Os 66 minutos de programação da Radio Casé dão uma boa amostra do talento do saxofonista. Um de seus improvisos mais elaborados é o clássico de Ary Barroso, "Risque", gravado ao vivo em 1956, com Dick Farney ao piano. Da mesma época são Yesterdays, Out of Nowhere e Copacabana, do álbum Good Neighbors Jazz, reunindo Casé e Moacyr Peixoto com os norte-americanos Major Holley (baixo) e Jimmy Campbell (bateria).

Casé improvisava à vontade tanto nos standards americanos ("But Not for Me", "Don’t Get Around Much Anymore", "Love Walked In"), como no repertório nacional. Em "Feitio de Oração", "Palpite Infeliz" e "Menina Moça", de 1960, ele troca o sax alto pelo tenor.
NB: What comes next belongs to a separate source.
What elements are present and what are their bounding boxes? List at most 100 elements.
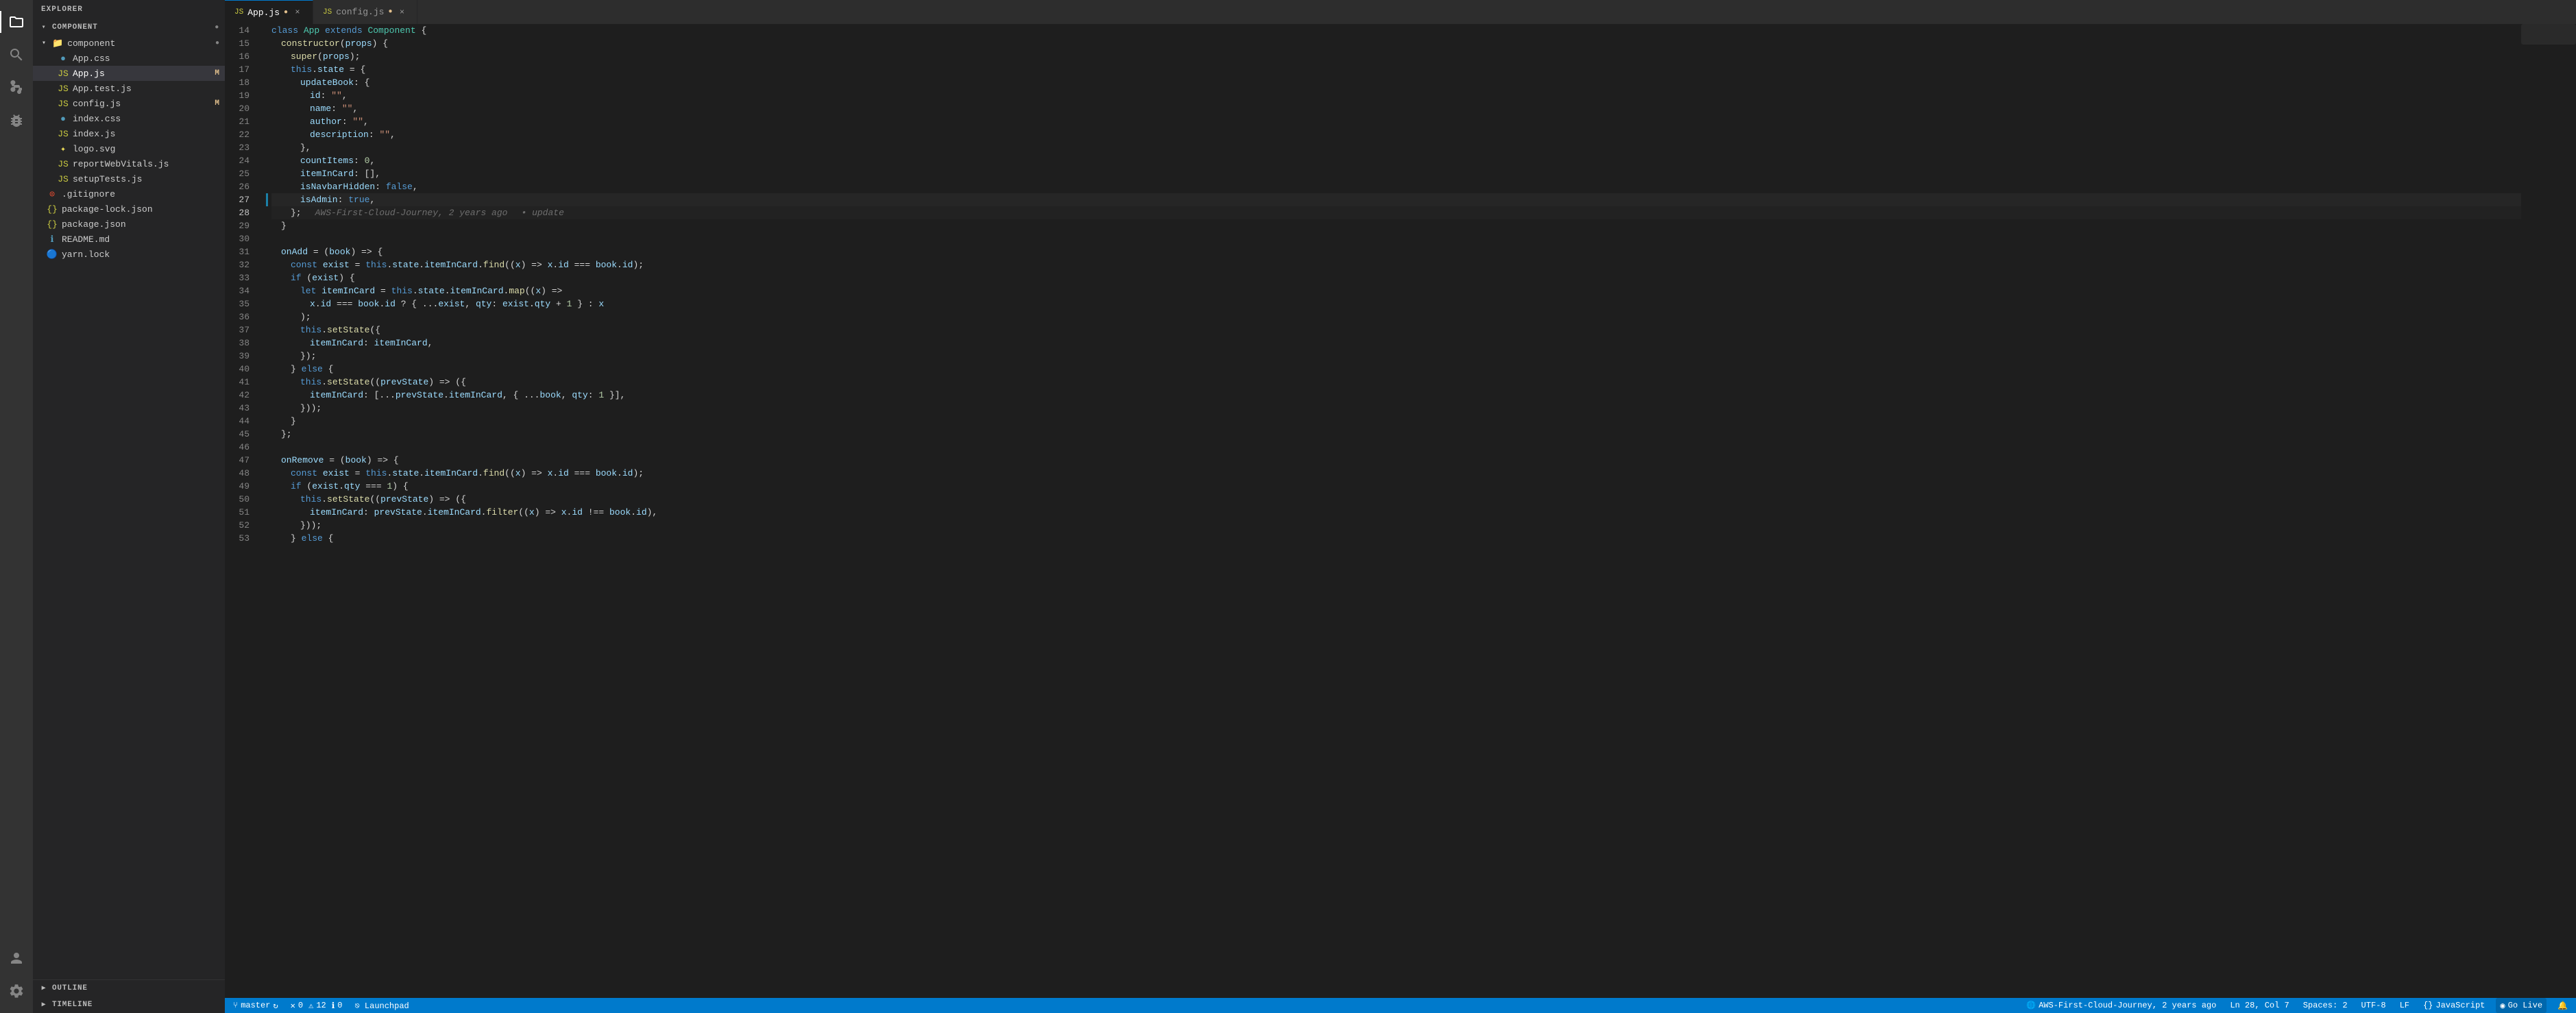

É do mesmo ano "Ensaio de Bossa", que mostra o lado autoral do saxofonista. Em 1968, Bossa na Praia confronta o sax alto de Sadao Watanabe com um Casé arrasador, integrando o lendário Brazilian Octopus. De 1974, da trilha do filme A Virgem de Saint Tropez, a composição de Hareton Salvanini, "Quarto de Hotel" –o título é uma coincidência irônica – traz uma comovida interpretação de Casé, quase em tom de elegia.

São grandes momentos da música instrumental feita no Brasil, em faixas que trazem, além de Dick Farney, Xu (ou Shoo) Viana, Rubinho e Moacyr Peixoto, o saxofonista Carlos Alberto Alcântara, os trombonistas Bil e Iran, os pianistas Paulo Lima de Jesus e Cido Bianchi, os guitarristas Boneca, Alemão e Heraldo do Monte, os trompetistas Buda, Botina, Waldir Arouca e Capitão, o vibrafonista Garoto, os baixistas Luiz Chaves e Gabriel Bahlis e os bateristas Turquinho e Dirceu Medeiros. Heróis esquecidos que se perderam na noite dos tempos em que o jazz moderno – tangido pelo sopro lírico de Casé – mais do que uma aventura cultural, era quase uma experiência religiosa.